Autre chose m’en avait aussi
éloigné, qui est plus personnel et, pour tout dire, un peu idiot, avant le
temps où les lectures m’ont étouffé.
Je l’aimais pourtant bien, Max
Gallo, dans les années 70, et cela a duré. Nous nous étions rencontrés
plusieurs fois, il y avait de la sympathie. Je crois. Quand il a donné, à un
personnage déplaisant d’un de ses romans (j’ai oublié lequel), mes prénom et
nom, j’ai éprouvé un malaise que je n’ai ai malheureusement jamais eu l’occasion
d’évoquer avec lui. C’était vers le milieu des années 90, et puis de toute
manière j’ai quitté l’Europe en même temps que Max Gallo et ses livres.

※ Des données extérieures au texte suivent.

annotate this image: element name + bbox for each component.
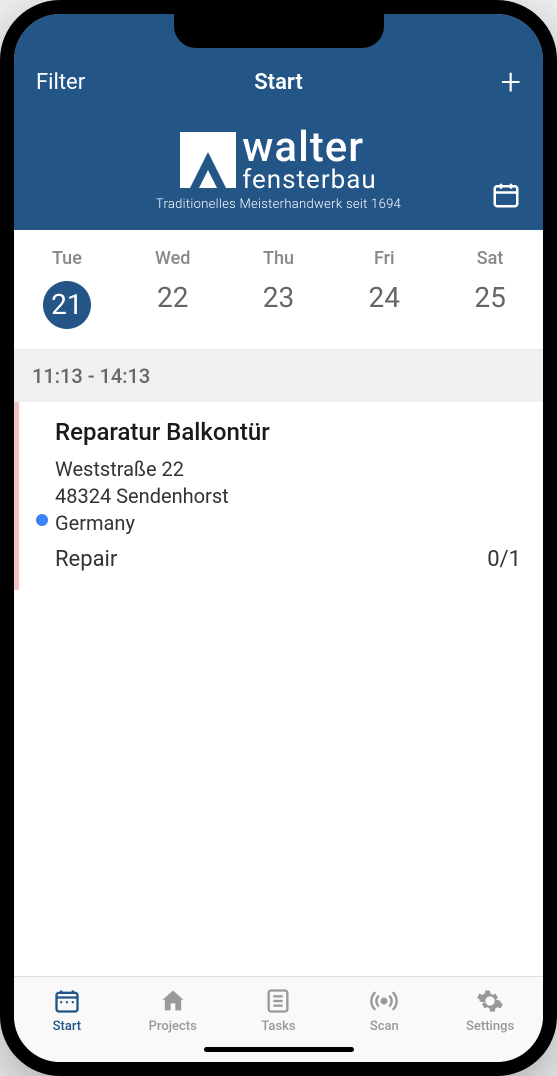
tab-label: Projects	[120, 1019, 226, 1034]
add-button[interactable]: +	[501, 64, 521, 100]
tab-label: Start	[14, 1019, 120, 1034]
date-cell[interactable]: Wed 22	[120, 248, 226, 329]
filter-button[interactable]: Filter	[36, 70, 85, 95]
date-day-label: Fri	[331, 248, 437, 269]
tab-tasks[interactable]: Tasks	[226, 987, 332, 1034]
date-cell[interactable]: Fri 24	[331, 248, 437, 329]
tab-label: Scan	[331, 1019, 437, 1034]
tab-label: Settings	[437, 1019, 543, 1034]
gear-icon	[475, 987, 505, 1015]
date-day-label: Sat	[437, 248, 543, 269]
logo-primary-text: walter	[242, 128, 376, 168]
appointment-card[interactable]: Reparatur Balkontür Weststraße 22 48324 …	[14, 402, 543, 590]
appointment-progress: 0/1	[487, 547, 521, 572]
calendar-icon	[52, 987, 82, 1015]
date-number: 22	[120, 281, 226, 314]
page-title: Start	[254, 70, 302, 95]
date-cell[interactable]: Tue 21	[14, 248, 120, 329]
date-number: 24	[331, 281, 437, 314]
logo-secondary-text: fensterbau	[242, 168, 376, 193]
status-dot-icon	[36, 514, 48, 526]
date-day-label: Wed	[120, 248, 226, 269]
house-icon	[158, 987, 188, 1015]
tab-scan[interactable]: Scan	[331, 987, 437, 1034]
date-cell[interactable]: Thu 23	[226, 248, 332, 329]
appointment-title: Reparatur Balkontür	[55, 418, 521, 446]
date-number: 21	[43, 281, 91, 329]
date-number: 23	[226, 281, 332, 314]
home-indicator[interactable]	[204, 1047, 354, 1052]
calendar-button[interactable]	[491, 180, 521, 214]
brand-logo: walter fensterbau Traditionelles Meister…	[14, 112, 543, 230]
tab-projects[interactable]: Projects	[120, 987, 226, 1034]
content-area	[14, 590, 543, 976]
time-range-header: 11:13 - 14:13	[14, 350, 543, 402]
date-cell[interactable]: Sat 25	[437, 248, 543, 329]
tab-start[interactable]: Start	[14, 987, 120, 1034]
logo-mark-icon	[180, 132, 236, 188]
date-day-label: Tue	[14, 248, 120, 269]
checklist-icon	[263, 987, 293, 1015]
date-strip: Tue 21 Wed 22 Thu 23 Fri 24 Sat 25	[14, 230, 543, 350]
appointment-type: Repair	[55, 547, 117, 572]
calendar-icon	[491, 180, 521, 210]
logo-tagline: Traditionelles Meisterhandwerk seit 1694	[14, 197, 543, 212]
tab-settings[interactable]: Settings	[437, 987, 543, 1034]
date-number: 25	[437, 281, 543, 314]
scan-icon	[369, 987, 399, 1015]
appointment-address: Weststraße 22 48324 Sendenhorst Germany	[55, 456, 521, 537]
tab-label: Tasks	[226, 1019, 332, 1034]
date-day-label: Thu	[226, 248, 332, 269]
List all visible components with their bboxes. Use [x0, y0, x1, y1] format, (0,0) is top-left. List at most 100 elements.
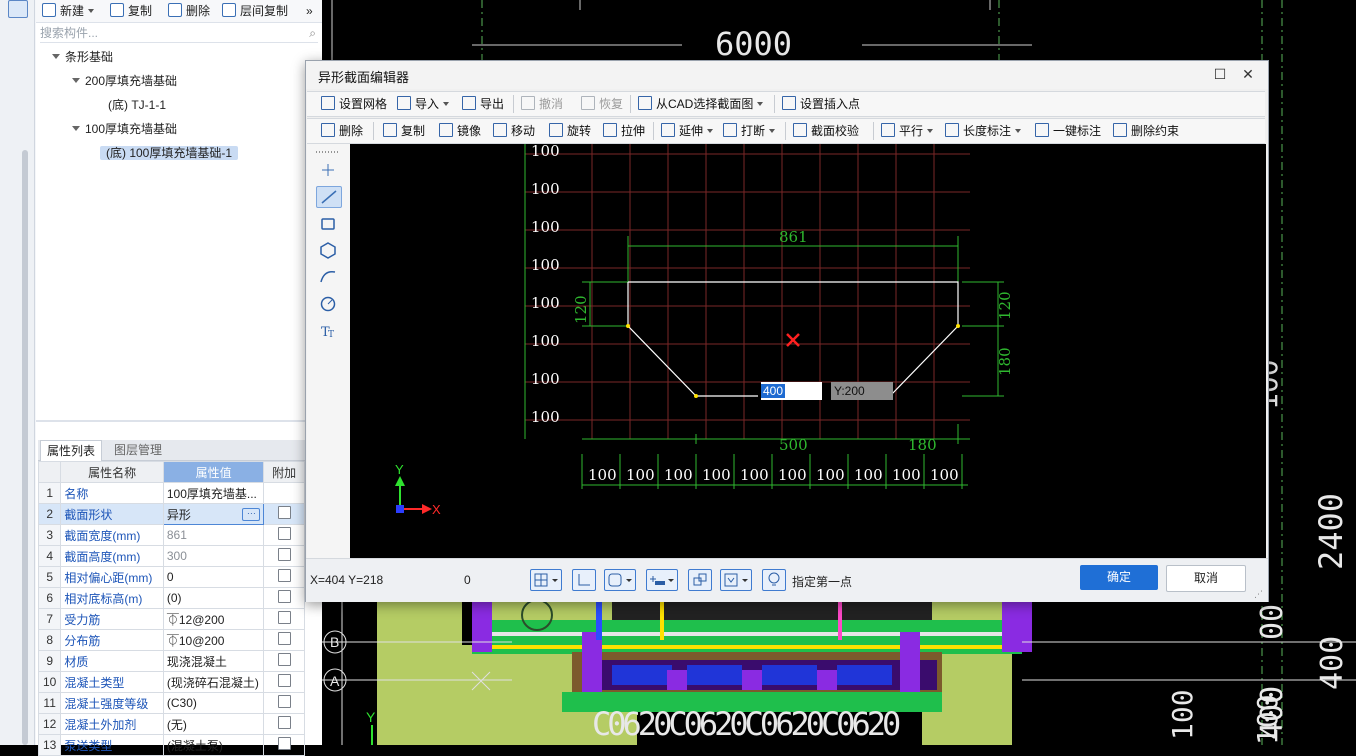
more-button[interactable]: »	[306, 3, 313, 19]
extra-checkbox[interactable]	[277, 716, 291, 729]
list-view-icon[interactable]	[8, 0, 28, 18]
grid-snap-toggle[interactable]	[530, 569, 562, 591]
text-tool-icon[interactable]: TT	[316, 320, 340, 340]
property-row[interactable]: 7 受力筋 ⏁12@200	[37, 608, 305, 630]
export-button[interactable]: 导出	[462, 96, 504, 112]
property-row[interactable]: 10 混凝土类型 (现浇碎石混凝土)	[37, 671, 305, 693]
property-value[interactable]: (无)	[162, 713, 265, 735]
point-tool-icon[interactable]	[316, 160, 340, 180]
tree-node-strip-foundation[interactable]: 条形基础	[52, 46, 113, 68]
property-row[interactable]: 11 混凝土强度等级 (C30)	[37, 692, 305, 714]
extra-checkbox[interactable]	[277, 653, 291, 666]
dynamic-input-toggle[interactable]	[646, 569, 678, 591]
move-button[interactable]: 移动	[493, 123, 535, 139]
tree-item-100-wall-foundation-1[interactable]: (底) 100厚填充墙基础-1	[100, 142, 239, 164]
property-value[interactable]: ⏁12@200	[162, 608, 265, 630]
grid-x-label: 100	[854, 466, 883, 484]
line-tool-icon[interactable]	[316, 186, 342, 208]
selection-mode-toggle[interactable]	[720, 569, 752, 591]
property-row[interactable]: 8 分布筋 ⏁10@200	[37, 629, 305, 651]
cancel-button[interactable]: 取消	[1166, 565, 1246, 592]
ok-button[interactable]: 确定	[1080, 565, 1158, 590]
extra-checkbox[interactable]	[277, 569, 291, 582]
auto-dimension-button[interactable]: 一键标注	[1035, 123, 1101, 139]
property-row[interactable]: 4 截面高度(mm) 300	[37, 545, 305, 567]
close-icon[interactable]: ✕	[1240, 66, 1256, 82]
extra-checkbox[interactable]	[277, 548, 291, 561]
tab-layer-management[interactable]: 图层管理	[108, 440, 168, 460]
extra-checkbox[interactable]	[277, 695, 291, 708]
tab-property-list[interactable]: 属性列表	[40, 440, 103, 461]
left-strip-scrollbar[interactable]	[22, 150, 28, 745]
stretch-button[interactable]: 拉伸	[603, 123, 645, 139]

J’avais éprouvé du plaisir avec Le cortège des vainqueurs, Un pas vers la mer, L’oiseau des origines, la suite romanesque de La baie des Anges, quelques autres aussi. Puis le plaisir a diminué,
s’est estompé. Tout s’explique, je pense, quand je relis les quatre articles
brefs que je retrouve, écrits sur quelques ouvrages pendant une période assez
courte, entre 1995 et 1998. Ils sont généralement consacrés à des rééditions au
format de poche et la date que je donne est celle de leur parution dans Le Soir. Ils sont tels qu’ils sont
parus, et se répètent, pour le lecteur d’un quotidien qui ne se souvient pas
toujours de l’article précédent…
Voici ces quelques textes.
Les rois sans visage (1995)
Entre la publication, au
printemps, du Fils de Klara H et
celle, à l’automne, de L’Ambitieuse, deux
volumes du vaste cycle La Machinerie
humaine, la réédition des Rois sans
visage permet au lecteur ayant pris le train en marche d’accéder à un autre
pan de ce portrait du siècle.
On y découvre les fils secrets du
pouvoir, ceux qui lient souterrainement des hommes détenteurs d’un passé
inavouable, mais que d’aucuns aimeraient mettre au jour. Le conflit est
fondamental, entre la vérité et le mensonge. Et, comme il le fait si bien, Max Gallo
le traduit dans une aventure humaine dont les protagonistes nous touchent
directement, parce qu’il nous les fait connaître de près sans rien masquer de
ce qu’ils sont.
Notons que, si La Machinerie humaine est construite
comme un ensemble cohérent, chacun de ses épisodes est détaché des autres et
peut se découvrir indépendamment des précédents. C’est au hasard des lectures
dans le désordre qu’on rencontrera des personnages déjà croisés ailleurs…
La part de Dieu (1996)
Max Gallo poursuit, à grandes
enjambées, la construction de cette Machinerie
humaine qui se veut, et qui de plus en plus est, l’équivalent de La Comédie humaine de Balzac, celle-ci
pour le dix-neuvième siècle, celle-là pour le nôtre. Septième volume de cette
entreprise romanesque à l’ambition rarement égalée à notre époque, La part de Dieu en est aussi le
troisième à paraître en moins d’un an, ce qui témoigne d’une création à jet
continu, et cependant très organisée, inspirée par les questions d’une époque
dont les ambiguïtés ne sont pas moindres qu’il y a un siècle.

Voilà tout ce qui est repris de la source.